Not really, the whole is a general treatise I am working on (again, the essays I have mentioned, including on Play, and others).

I have been adding notes along with the expansion of my memoirs. As I detail memoir sections on EGG, or Arneson, even one on MAR Barker who I met twice and had fine discussions with, Fritz Leiber (same), Len Lakofka, etc. well all of that becomes not only matter for the memoirs, but while organizing these memories they point to things in the past which were important then and still are now. Good game design included.

It's good for us all, or so I feel, myself included. And I am still learning. :)

Timeshadows said...

I eagerly await the complete work, but glean so much from each of these.
--Thank you, and thanks. :D

bubbagump said...

Interesting parallelism here with some of my own experiences and thoughts.

Years ago when I was struggling to build my first business, one of my mentors game me some grand advice: "If you want something you don't have, you must do something you haven't done."

I give the same advice to every person I coach. It seems the principle works well for game design, too, eh?

Anonymous said...

It's about fearlessly venturing out into the great unknown and returning with "knew" wisdom. However, I'll take Hemingway and/or Picasso as my guide any day.

Thanks for this post. I think it applies to creation of any kind because artists should never "confine themselves to a box"...

Rob Kuntz said...

Thanks to everyone for the comments. BG and I seem to be on the same wave length these days, as does Dr. Haukenlaurm, who I am late in responding to with an email.
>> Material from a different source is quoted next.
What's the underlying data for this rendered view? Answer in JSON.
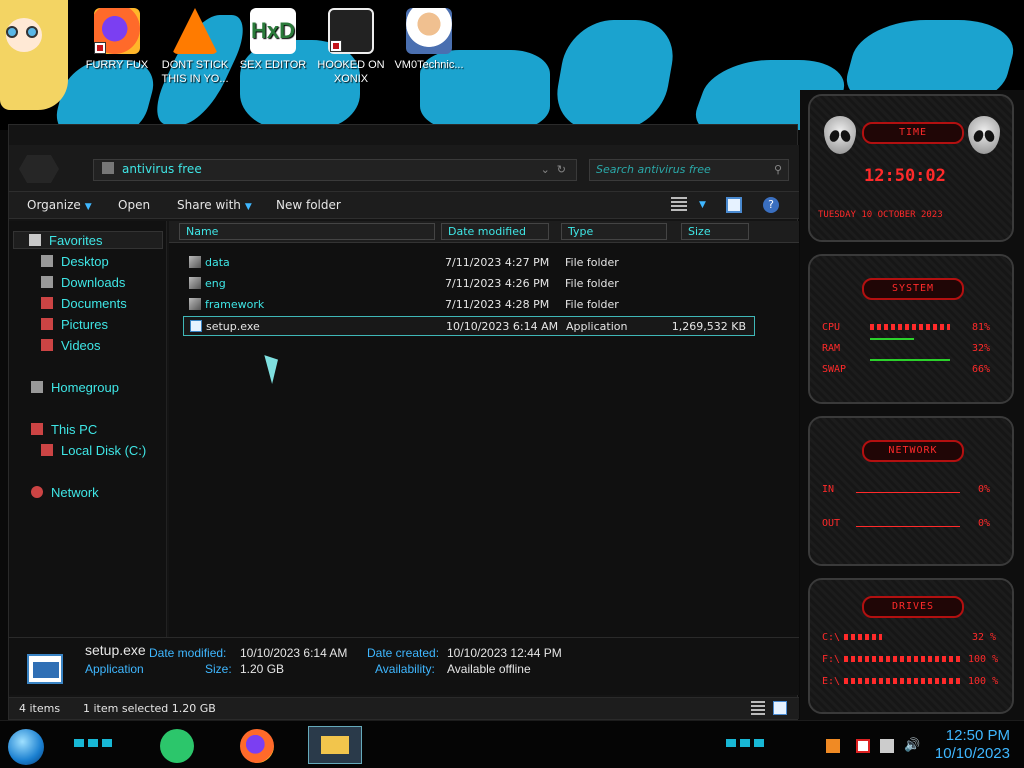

@Journalizer: The comparison of Hemingway and Picasso, in retrospect, isn't as good a choice of course for those striving to meet those standards and perhaps a better one should have been forwarded for anyone wanting to design by imitation, but I was sidling away from the latter direction. There are many routes one can take in game design, but I feel, as you suggest, to "venture into the great unknown" sans predispositions is where unique design will most often occur, as it did, for example, for the designer of "Diplomacy," Allan B. Calhamer.

Yeah, a "box" is where you store manuscripts and books, right? ;)

@TS: Read part of the Wetlands Encounters; i do most reading before sleep, so hopefully I do not have nightmares of leaping lizards. ;)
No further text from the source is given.